Pereira explica que como os produtores não recebem subsídios do governo, toda a ajuda para manutenção e assistência técnica da lavoura vêm das fumageiras. “Eles [empresas] fazem um contrato no qual o produtor adquire insumos e auxílio, e o pagamento é cobrado com juros e pago com o produto”, explica.

Cultivo é feito artesanalmente

A rotina de quem planta fumo é bastante intensa, pois trata-se de um cultivo integralmente artesanal. Nesta época do ano, entre julho e agosto, é feito o semeio pelo sistema ‘floating’, que é quando a semente é colocada em bandejas para o cultivo inicial e mantida em mini estufas até brotar. Após, a planta é transferida para a terra (processo feito no início de outubro), onde se desenvolve até que esteja pronta para ser colhida, o que acontece entre dois e três meses após o plantio (por volta de fevereiro).

A colheita é integralmente manual e feita por etapas. Cada pé de fumo produz cerca de 20 folhas e, a cada etapa da colheita (feita com intervalo de uma semana), são retiradas entre quatro e seis folhas do pé. Como a maturação começa da base para o topo, primeiro são colhidas as folhas da parte mais baixa, por isso, a primeira colheita é conhecida como baixeiro.

Depois de colhidas, as folhas são penduradas em estaleiros dentro de fornalhas, onde passarão por um processo de secagem, para retirar a umidade. Este é o processo mais trabalhoso do cultivo, dura uma semana e exige atenção do produtor 24 horas por dia.

“Nestes dias, a gente praticamente dorme ao lado da estufa, para não deixar apagar o fogo nem diminuir a temperatura, pois isso pode prejudicar a qualidade da folha que será vendida”, conta o produtor Deivis Willi Costa, 39 anos. Desidratadas, as folhas são selecionadas e vendidas para empresas fumageiras, que produzem os derivados do tabaco, como cigarros e charutos.

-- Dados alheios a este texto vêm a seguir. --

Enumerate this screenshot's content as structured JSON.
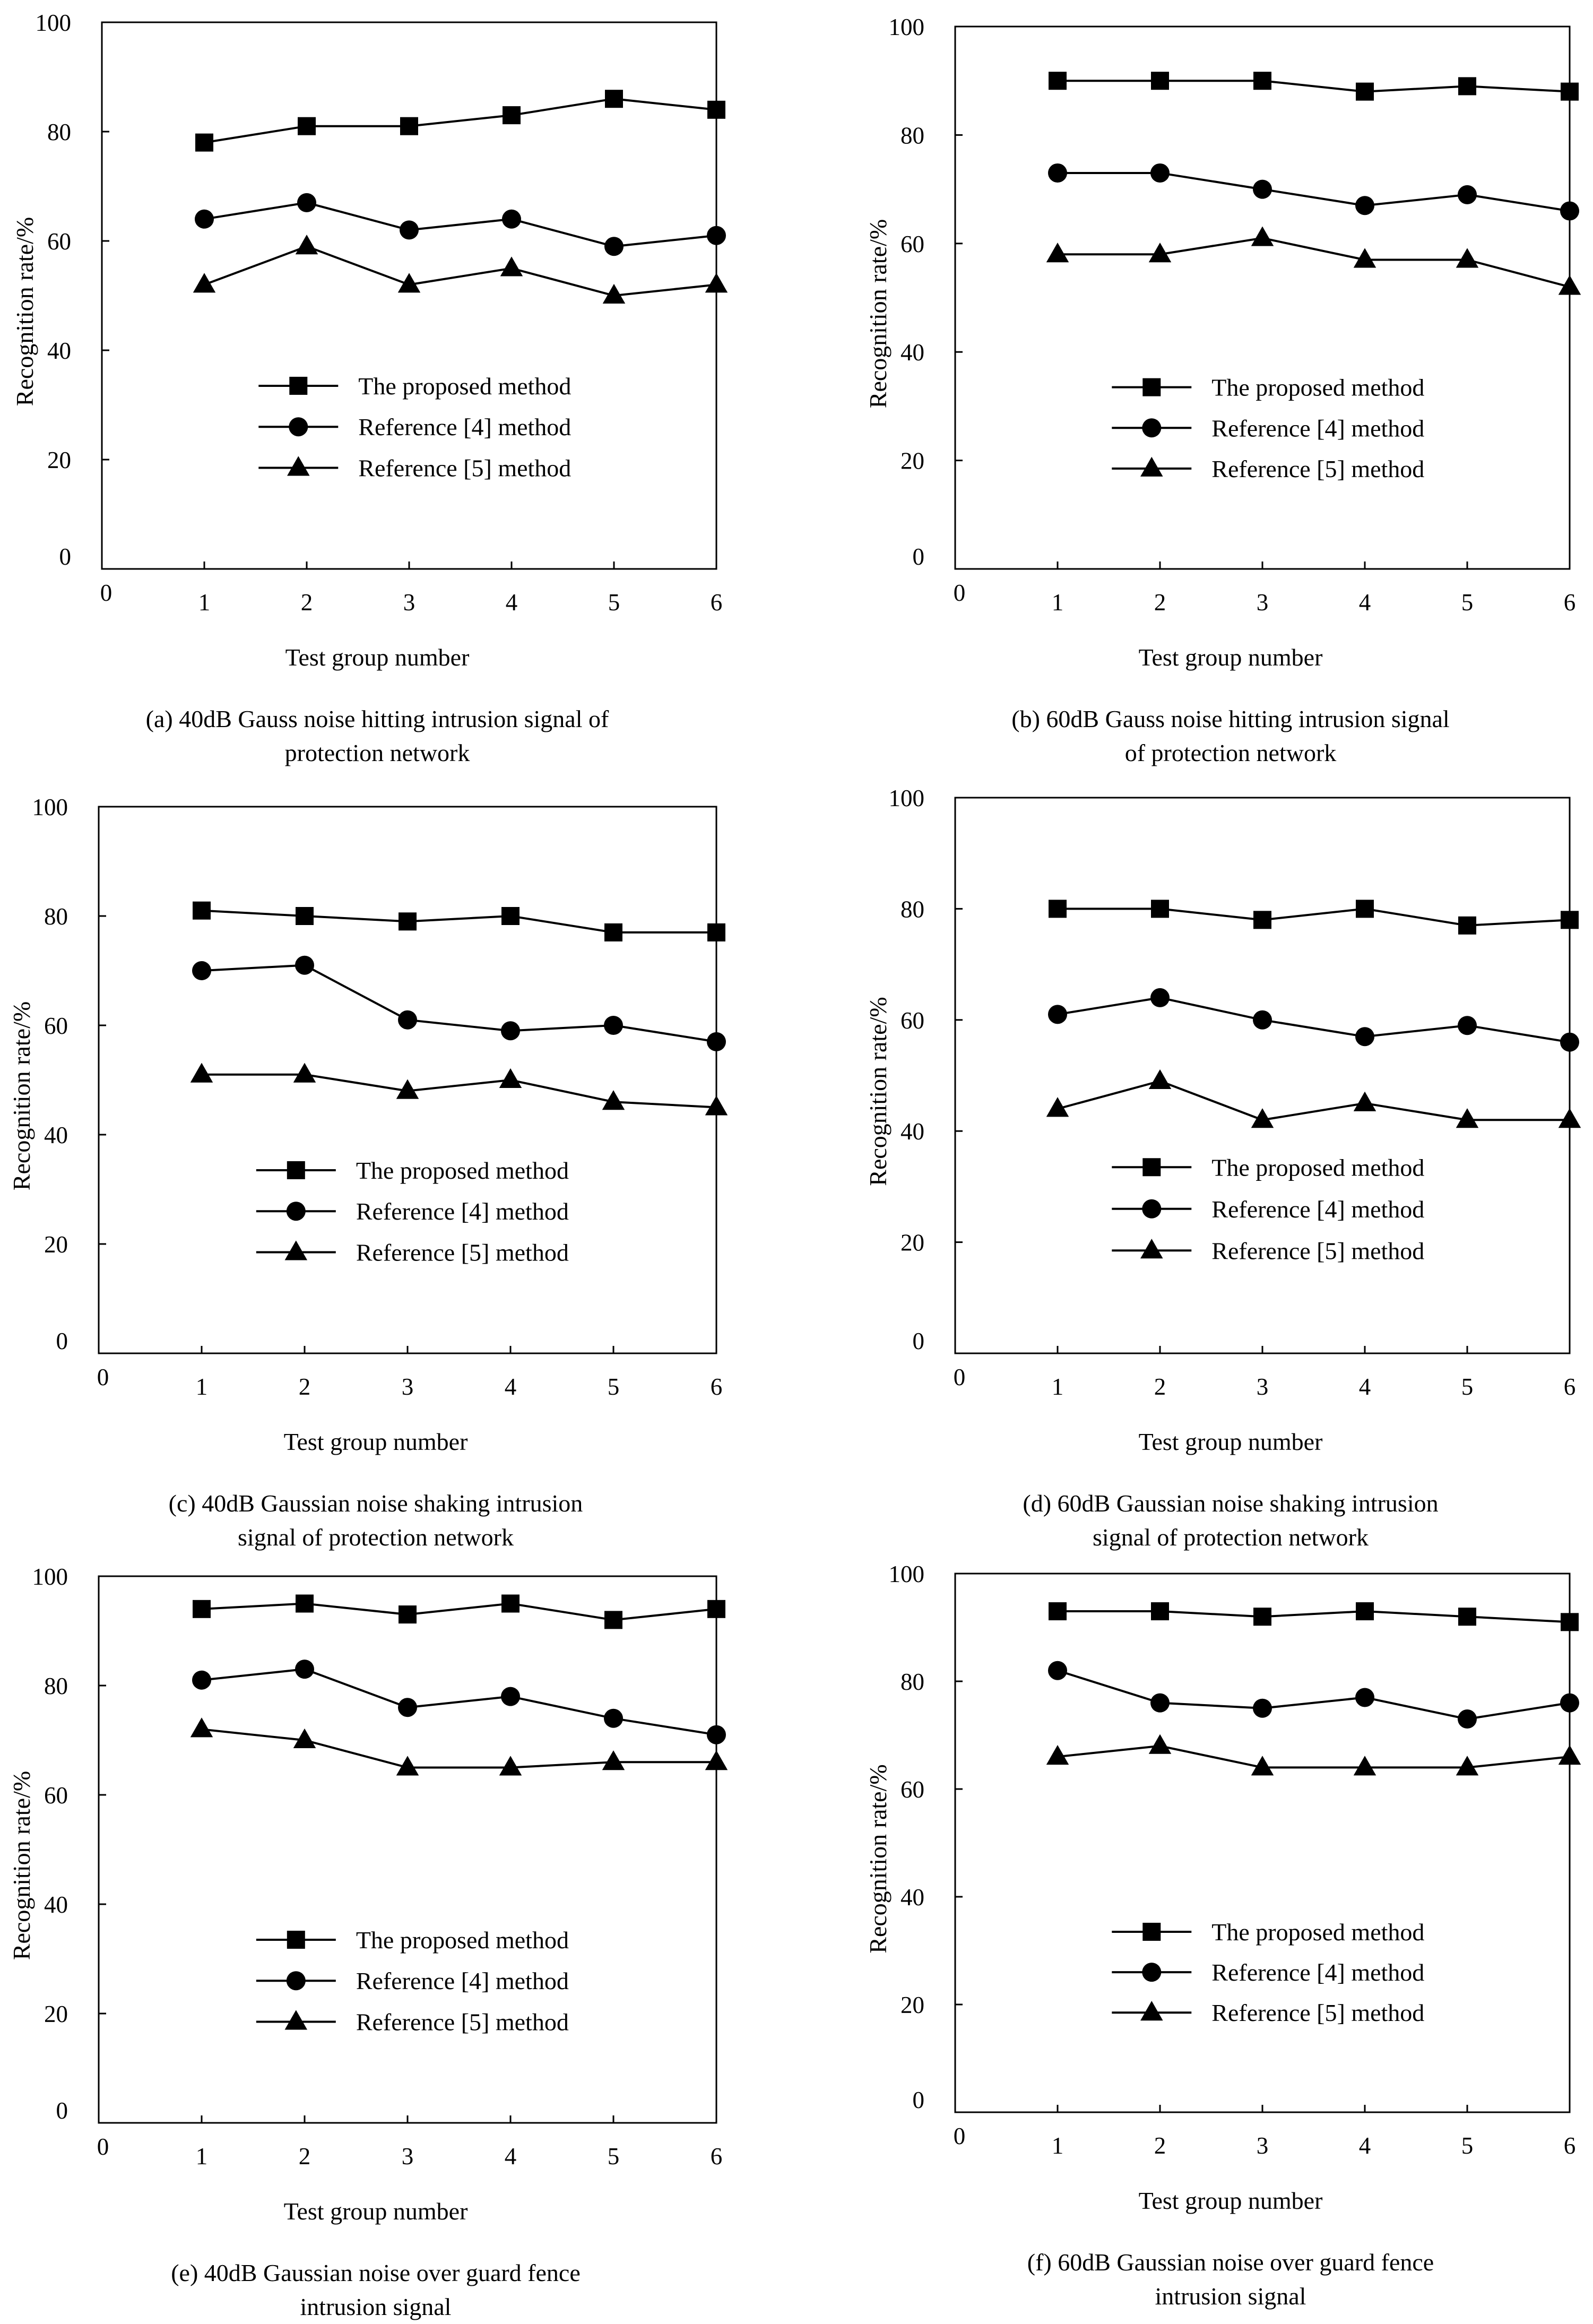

Remuneração compensa o intenso trabalho

O cultivo de fumo é tradicional na família de Deivis, que é natural de Bom Retiro. Quando mudou-se para Rio Rufino, há cerca de 15 anos, adotou o cultivo como carro-chefe da sua produção familiar, que envolve também milho e feijão, em quantidades menores.

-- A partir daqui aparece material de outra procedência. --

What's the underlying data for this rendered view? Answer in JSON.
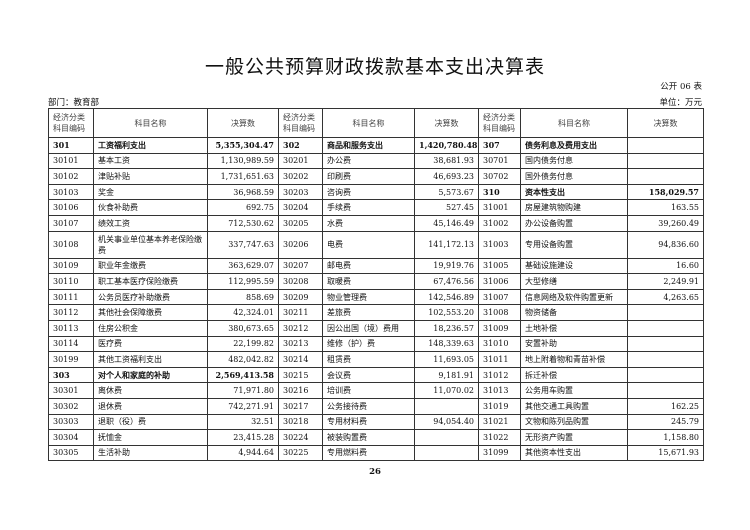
{
  "title": "一般公共预算财政拨款基本支出决算表",
  "form_no": "公开 06 表",
  "department": "部门：教育部",
  "unit": "单位：万元",
  "headers": {
    "code": "经济分类科目编码",
    "name": "科目名称",
    "amount": "决算数"
  },
  "rows": [
    {
      "c": [
        "301",
        "工资福利支出",
        "5,355,304.47",
        "302",
        "商品和服务支出",
        "1,420,780.48",
        "307",
        "债务利息及费用支出",
        ""
      ],
      "b": [
        true,
        true,
        true
      ]
    },
    {
      "c": [
        "30101",
        "基本工资",
        "1,130,989.59",
        "30201",
        "办公费",
        "38,681.93",
        "30701",
        "国内债务付息",
        ""
      ],
      "b": [
        false,
        false,
        false
      ]
    },
    {
      "c": [
        "30102",
        "津贴补贴",
        "1,731,651.63",
        "30202",
        "印刷费",
        "46,693.23",
        "30702",
        "国外债务付息",
        ""
      ],
      "b": [
        false,
        false,
        false
      ]
    },
    {
      "c": [
        "30103",
        "奖金",
        "36,968.59",
        "30203",
        "咨询费",
        "5,573.67",
        "310",
        "资本性支出",
        "158,029.57"
      ],
      "b": [
        false,
        false,
        true
      ]
    },
    {
      "c": [
        "30106",
        "伙食补助费",
        "692.75",
        "30204",
        "手续费",
        "527.45",
        "31001",
        "房屋建筑物购建",
        "163.55"
      ],
      "b": [
        false,
        false,
        false
      ]
    },
    {
      "c": [
        "30107",
        "绩效工资",
        "712,530.62",
        "30205",
        "水费",
        "45,146.49",
        "31002",
        "办公设备购置",
        "39,260.49"
      ],
      "b": [
        false,
        false,
        false
      ]
    },
    {
      "c": [
        "30108",
        "机关事业单位基本养老保险缴费",
        "337,747.63",
        "30206",
        "电费",
        "141,172.13",
        "31003",
        "专用设备购置",
        "94,836.60"
      ],
      "b": [
        false,
        false,
        false
      ],
      "double": true
    },
    {
      "c": [
        "30109",
        "职业年金缴费",
        "363,629.07",
        "30207",
        "邮电费",
        "19,919.76",
        "31005",
        "基础设施建设",
        "16.60"
      ],
      "b": [
        false,
        false,
        false
      ]
    },
    {
      "c": [
        "30110",
        "职工基本医疗保险缴费",
        "112,995.59",
        "30208",
        "取暖费",
        "67,476.56",
        "31006",
        "大型修缮",
        "2,249.91"
      ],
      "b": [
        false,
        false,
        false
      ]
    },
    {
      "c": [
        "30111",
        "公务员医疗补助缴费",
        "858.69",
        "30209",
        "物业管理费",
        "142,546.89",
        "31007",
        "信息网络及软件购置更新",
        "4,263.65"
      ],
      "b": [
        false,
        false,
        false
      ]
    },
    {
      "c": [
        "30112",
        "其他社会保障缴费",
        "42,324.01",
        "30211",
        "差旅费",
        "102,553.20",
        "31008",
        "物资储备",
        ""
      ],
      "b": [
        false,
        false,
        false
      ]
    },
    {
      "c": [
        "30113",
        "住房公积金",
        "380,673.65",
        "30212",
        "因公出国（境）费用",
        "18,236.57",
        "31009",
        "土地补偿",
        ""
      ],
      "b": [
        false,
        false,
        false
      ]
    },
    {
      "c": [
        "30114",
        "医疗费",
        "22,199.82",
        "30213",
        "维修（护）费",
        "148,339.63",
        "31010",
        "安置补助",
        ""
      ],
      "b": [
        false,
        false,
        false
      ]
    },
    {
      "c": [
        "30199",
        "其他工资福利支出",
        "482,042.82",
        "30214",
        "租赁费",
        "11,693.05",
        "31011",
        "地上附着物和青苗补偿",
        ""
      ],
      "b": [
        false,
        false,
        false
      ]
    },
    {
      "c": [
        "303",
        "对个人和家庭的补助",
        "2,569,413.58",
        "30215",
        "会议费",
        "9,181.91",
        "31012",
        "拆迁补偿",
        ""
      ],
      "b": [
        true,
        false,
        false
      ]
    },
    {
      "c": [
        "30301",
        "离休费",
        "71,971.80",
        "30216",
        "培训费",
        "11,070.02",
        "31013",
        "公务用车购置",
        ""
      ],
      "b": [
        false,
        false,
        false
      ]
    },
    {
      "c": [
        "30302",
        "退休费",
        "742,271.91",
        "30217",
        "公务接待费",
        "",
        "31019",
        "其他交通工具购置",
        "162.25"
      ],
      "b": [
        false,
        false,
        false
      ]
    },
    {
      "c": [
        "30303",
        "退职（役）费",
        "32.51",
        "30218",
        "专用材料费",
        "94,054.40",
        "31021",
        "文物和陈列品购置",
        "245.79"
      ],
      "b": [
        false,
        false,
        false
      ]
    },
    {
      "c": [
        "30304",
        "抚恤金",
        "23,415.28",
        "30224",
        "被装购置费",
        "",
        "31022",
        "无形资产购置",
        "1,158.80"
      ],
      "b": [
        false,
        false,
        false
      ]
    },
    {
      "c": [
        "30305",
        "生活补助",
        "4,944.64",
        "30225",
        "专用燃料费",
        "",
        "31099",
        "其他资本性支出",
        "15,671.93"
      ],
      "b": [
        false,
        false,
        false
      ]
    }
  ],
  "page_number": "26"
}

Com o fumo, sua produção média gira em torno de 28 a 30 mil quilos por safra, plantados em 10 hectares. Além disso, tem uma área de reflorestamento de eucalipto, cuja madeira é transformada em lenha e utilizada para a secagem do fumo.

Para ele, o retorno financeiro compensa todo o trabalho que este tipo de lavoura dá. “A cultura do fumo é um produto que tem a venda garantida e é o que traz a economia do município à frente”, diz.

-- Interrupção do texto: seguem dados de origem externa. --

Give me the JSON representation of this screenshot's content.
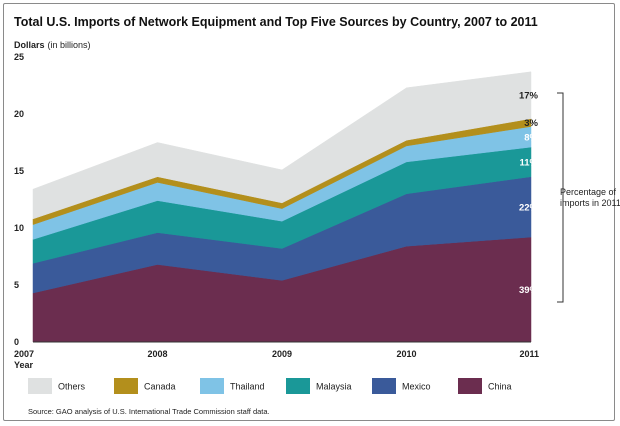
{
  "chart_data": {
    "type": "area",
    "stacked": true,
    "title": "Total U.S. Imports of Network Equipment and Top Five Sources by Country, 2007 to 2011",
    "ylabel_bold": "Dollars",
    "ylabel_unit": "(in billions)",
    "xlabel": "Year",
    "x": [
      "2007",
      "2008",
      "2009",
      "2010",
      "2011"
    ],
    "ylim": [
      0,
      25
    ],
    "yticks": [
      0,
      5,
      10,
      15,
      20,
      25
    ],
    "series": [
      {
        "name": "China",
        "color": "#6b2d4f",
        "values": [
          4.3,
          6.8,
          5.4,
          8.4,
          9.2
        ],
        "pct_label": "39%",
        "pct_color": "#ffffff"
      },
      {
        "name": "Mexico",
        "color": "#3a5a9a",
        "values": [
          2.6,
          2.8,
          2.8,
          4.6,
          5.3
        ],
        "pct_label": "22%",
        "pct_color": "#ffffff"
      },
      {
        "name": "Malaysia",
        "color": "#1a9898",
        "values": [
          2.1,
          2.8,
          2.4,
          2.8,
          2.6
        ],
        "pct_label": "11%",
        "pct_color": "#ffffff"
      },
      {
        "name": "Thailand",
        "color": "#7fc3e6",
        "values": [
          1.3,
          1.6,
          1.1,
          1.4,
          1.8
        ],
        "pct_label": "8%",
        "pct_color": "#ffffff"
      },
      {
        "name": "Canada",
        "color": "#b38f1c",
        "values": [
          0.5,
          0.5,
          0.5,
          0.5,
          0.7
        ],
        "pct_label": "3%",
        "pct_color": "#222222"
      },
      {
        "name": "Others",
        "color": "#dfe1e1",
        "values": [
          2.6,
          3.0,
          2.9,
          4.6,
          4.1
        ],
        "pct_label": "17%",
        "pct_color": "#222222"
      }
    ],
    "annotation": {
      "line1": "Percentage of",
      "line2": "imports in 2011"
    },
    "legend_order": [
      "Others",
      "Canada",
      "Thailand",
      "Malaysia",
      "Mexico",
      "China"
    ],
    "legend_position": "bottom",
    "grid": false
  },
  "source": "Source: GAO analysis of U.S. International Trade Commission staff data."
}
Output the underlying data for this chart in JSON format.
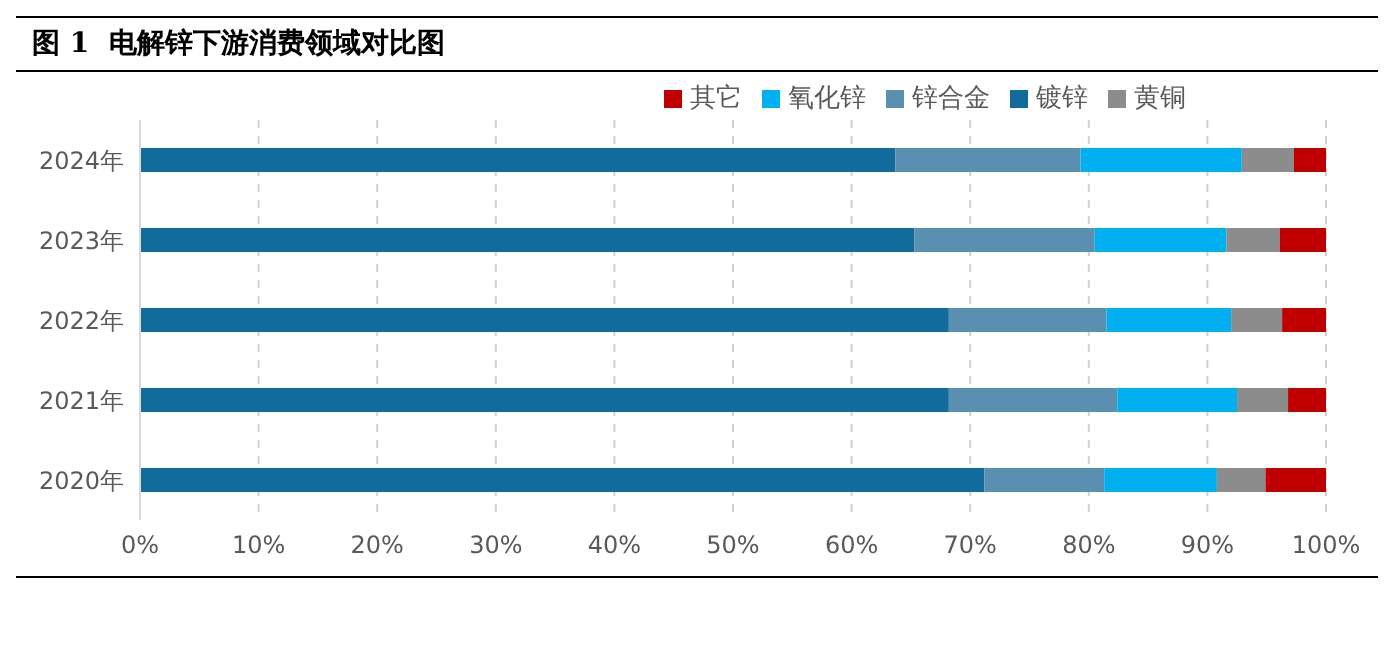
{
  "chart_data": {
    "type": "bar",
    "orientation": "horizontal",
    "stacked": true,
    "title": "图 1  电解锌下游消费领域对比图",
    "categories": [
      "2024年",
      "2023年",
      "2022年",
      "2021年",
      "2020年"
    ],
    "series": [
      {
        "name": "镀锌",
        "color": "#136a9c",
        "values": [
          63.7,
          65.3,
          68.2,
          68.2,
          71.2
        ]
      },
      {
        "name": "锌合金",
        "color": "#5b91b0",
        "values": [
          15.6,
          15.2,
          13.3,
          14.2,
          10.1
        ]
      },
      {
        "name": "氧化锌",
        "color": "#00b0f0",
        "values": [
          13.6,
          11.1,
          10.5,
          10.1,
          9.5
        ]
      },
      {
        "name": "黄铜",
        "color": "#8c8c8c",
        "values": [
          4.4,
          4.5,
          4.3,
          4.3,
          4.1
        ]
      },
      {
        "name": "其它",
        "color": "#c00000",
        "values": [
          2.7,
          3.9,
          3.7,
          3.2,
          5.1
        ]
      }
    ],
    "xlim": [
      0,
      100
    ],
    "xticks": [
      {
        "value": 0,
        "label": "0%"
      },
      {
        "value": 10,
        "label": "10%"
      },
      {
        "value": 20,
        "label": "20%"
      },
      {
        "value": 30,
        "label": "30%"
      },
      {
        "value": 40,
        "label": "40%"
      },
      {
        "value": 50,
        "label": "50%"
      },
      {
        "value": 60,
        "label": "60%"
      },
      {
        "value": 70,
        "label": "70%"
      },
      {
        "value": 80,
        "label": "80%"
      },
      {
        "value": 90,
        "label": "90%"
      },
      {
        "value": 100,
        "label": "100%"
      }
    ],
    "grid": "x",
    "legend": "top right"
  }
}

Nas terras de Deivis, no período de entressafra do fumo acontece o plantio de pastagem, conhecida como adubo orgânico. Depois de crescer, esta pastagem é cortada e deixada na terra, como forma de adubá-la, a fim de evitar erosão e prepará-la para receber novos brotos de fumo. “Não plantamos milho e feijão na entressafra porque não dá tempo. Com a entrada do inverno, não tem janela de plantio”, afirma.

Idalino Meurer, 56 anos, produz fumo há mais de 25 anos e, segundo ele, a intensidade do uso de agrotóxicos mudou bastante neste tempo. “As pessoas falam que se usa muito agrotóxico, mas o fumo é uma das culturas com menos agrotóxicos do que tomate, batata e outros alimentos. Antigamente, toda semana tinha que passar até três tipos de agrotóxico na lavoura, mas hoje, o fumo não precisa mais de tanto agrotóxico”, garante.

Tanto Idalino quanto Deivis garantem que o cultivo de fumo exige o uso do agrotóxico em duas etapas: nos canteiros, antes do plantio, para eliminar insetos; e para queimar os brotos da planta, para que cresçam apenas folhas.

A miniestufa de Idalino já está pronta. Em outubro ele inicia o plantio na terra

Ilária trocou o fumo por plantio de orgânicos

O fumo é uma produção que causa bastante controvérsia, especialmente por não ser apoiada pela Organização Mundial da Saúde e o Ministério da Saúde. No Brasil, o cultivo não recebe assistência ou incentivo de nenhum órgão público. A Epagri, por exemplo, não oferece assistência técnica porque não incentiva essa cultutra.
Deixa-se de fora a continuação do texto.